For Don Roberto, this is what their home page looks like on a wide format laptop screen:
This is how their home page looks on a typical 1280x1024 desktop screen:
The wider version of the page shown above has better placement of the headline, but you can't see the jewelry the model is wearing. You can see the jewelry in the second, taller version, but the headline overlaps the model's face.
In other words, neither of these layouts work correctly.
The better solution would have been to create a website design that only changes once the screen resizes below a certain width. This would allow you to better control how all desktop and laptop computers view the site, and also accommodate the smaller screens.
I like to refer to websites designed like this as quasi-responsive. My personal preference is to maintain the same design for any screen wider than 1100 pixels, but then allow it to change the layout once the screen goes below 1100 pixel width.
Furthermore, I have seen very interesting early testing results so far that show how it's good to use this quasi-responsive design for tablets, desktops, and laptops, but then redirect smartphones to an actual mobile (non responsive) version of the site that has correctly sized images for mobile devices. I call this method
responsive content and you need to be careful to do it correctly.
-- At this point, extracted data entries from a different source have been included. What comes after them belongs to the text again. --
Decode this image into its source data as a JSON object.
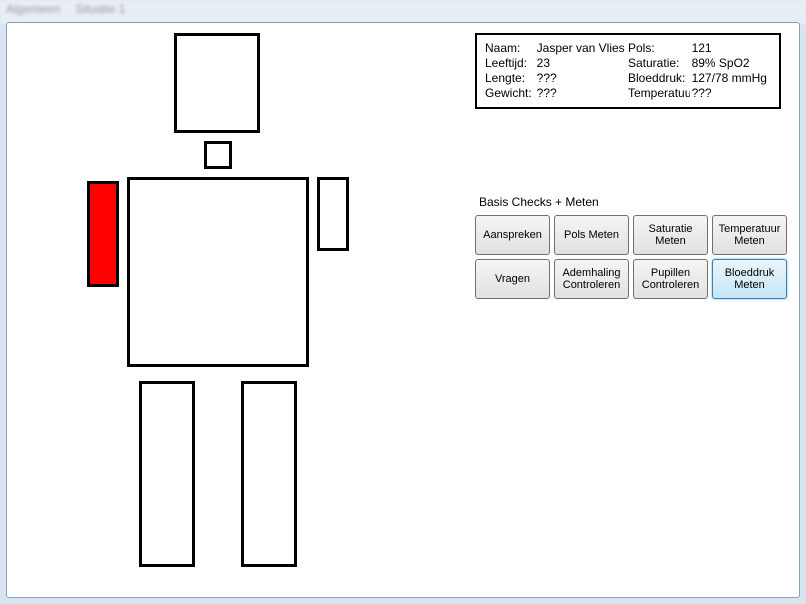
{
  "menu": {
    "item1": "Algemeen",
    "item2": "Situatie 1"
  },
  "patient": {
    "labels": {
      "name": "Naam:",
      "age": "Leeftijd:",
      "height": "Lengte:",
      "weight": "Gewicht:",
      "pulse": "Pols:",
      "saturation": "Saturatie:",
      "bp": "Bloeddruk:",
      "temp": "Temperatuur:"
    },
    "values": {
      "name": "Jasper van Vlies",
      "age": "23",
      "height": "???",
      "weight": "???",
      "pulse": "121",
      "saturation": "89% SpO2",
      "bp": "127/78 mmHg",
      "temp": "???"
    }
  },
  "group_title": "Basis Checks + Meten",
  "buttons": {
    "b1": "Aanspreken",
    "b2": "Pols Meten",
    "b3": "Saturatie Meten",
    "b4": "Temperatuur Meten",
    "b5": "Vragen",
    "b6": "Ademhaling Controleren",
    "b7": "Pupillen Controleren",
    "b8": "Bloeddruk Meten"
  },
  "figure": {
    "injured_part": "right-upper-arm"
  }
}
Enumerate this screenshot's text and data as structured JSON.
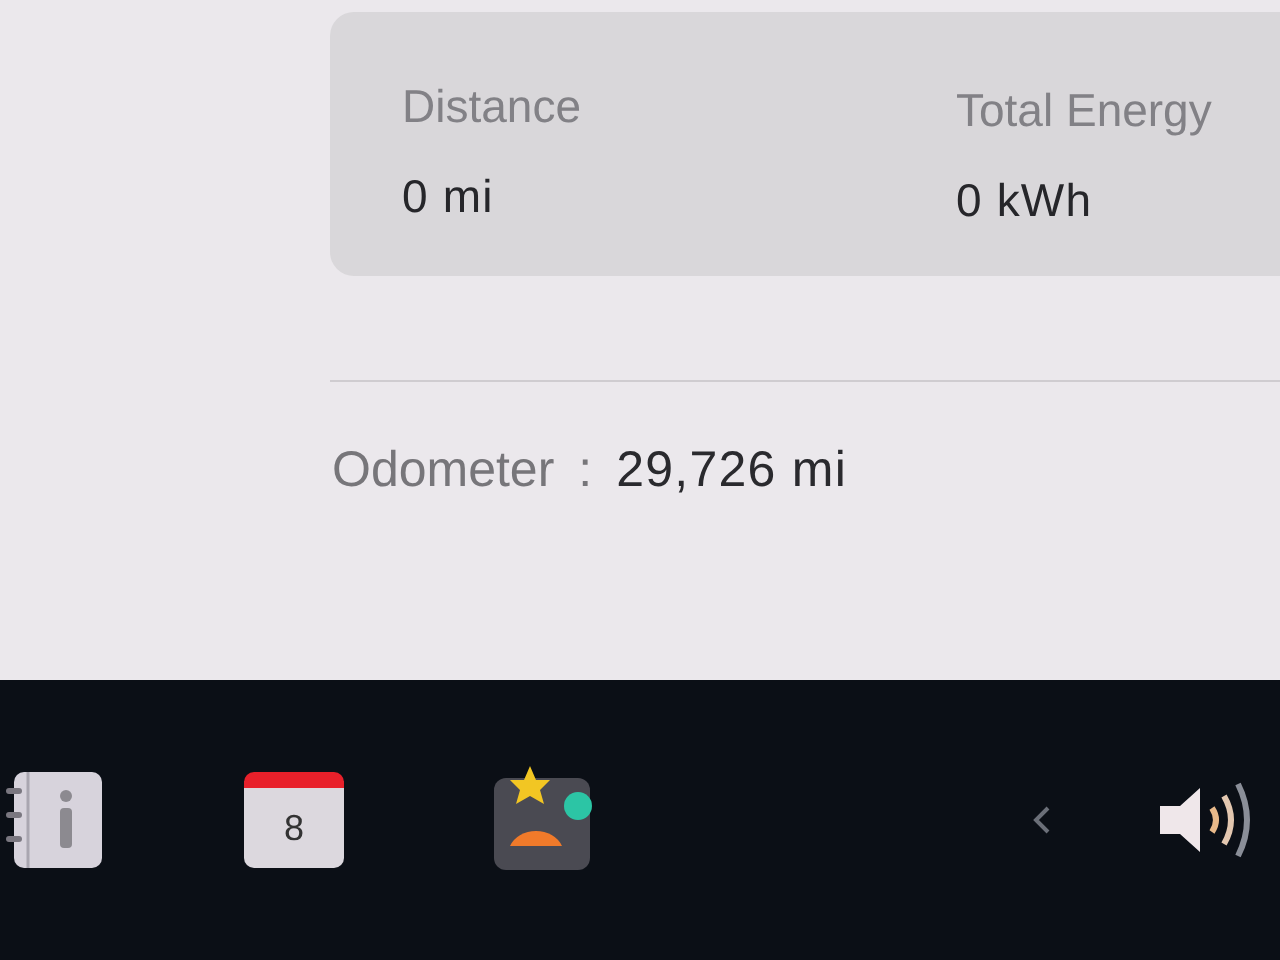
{
  "trip_stats": [
    {
      "label": "Distance",
      "value": "0 mi"
    },
    {
      "label": "Total Energy",
      "value": "0 kWh"
    }
  ],
  "odometer": {
    "label": "Odometer",
    "separator": ":",
    "value": "29,726 mi"
  },
  "taskbar": {
    "apps": [
      {
        "kind": "notebook"
      },
      {
        "kind": "calendar",
        "day": "8"
      },
      {
        "kind": "games"
      }
    ]
  }
}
In fact, I have a Nugget coming up next week where I will show how Google is detecting automatic website redirecting from the desktop to the mobile site, and they are showing error messages to users when the site does it wrong.
Sadly, I feel that the people who created the Don Roberto responsive design spent a lot of time making the website look really good when viewed on a smartphone, but they didn't spend nearly as much time seriously considering how desktop users would be using the site.
I wasn't familiar with Don Roberto Jewelers, and I had no idea that they had 72 store locations. The Google Local listing shown in the above SERP results links to this Google+ Local page:
That listing has not been claimed through
Google Places for Business as I explained a few weeks ago.
The Google+ footer link from the Don Roberto website brings you to this Google+ Local page:
This one was claimed by the store, and they are socially sharing posts.
A jewelry store this large could gain an enormous amount of local search engine ranking if they went through and claimed all their Google+ Local listings and updated them.
I've poked several holes in their design without even talking about their SEO or other aspects of the site. Their photography is all well done, from the editorial shots they are using on landing pags to the individual product photos in their catalog.
I don't like the way the product catalog functions on my desktop, but I do recognize that the same functionality will come in handy on a smartphone. Again, this is another reason I feel their website was designed with more thought given to smartphones than desktops.
They have a built-in language module that allows on the fly switching from English to Spanish. The website uses a cookie to control the language switching which allows for the Google recommended method of using the same URL to control the language.
Overall I'm more dissatisfied with the user experience I'm having with this site even though the product photography is beautiful to look at. This might be the first time where I feel the usability of a site falls so flat that I just want to leave... and I'm going to do just that.
That's it for this week's basic review.
FTC Notice: I randomly choose this website and won't be telling the retailer jeweler that I'm doing a review. Unless someone else tells them, they will only find out about this review if they examine their Google Analytics and Google Webmaster Tools. I'm not doing this to solicit business from them, but rather as an educational exercise for everyone. This review is completely impartial and all my comments are listed in the order that I discovered them.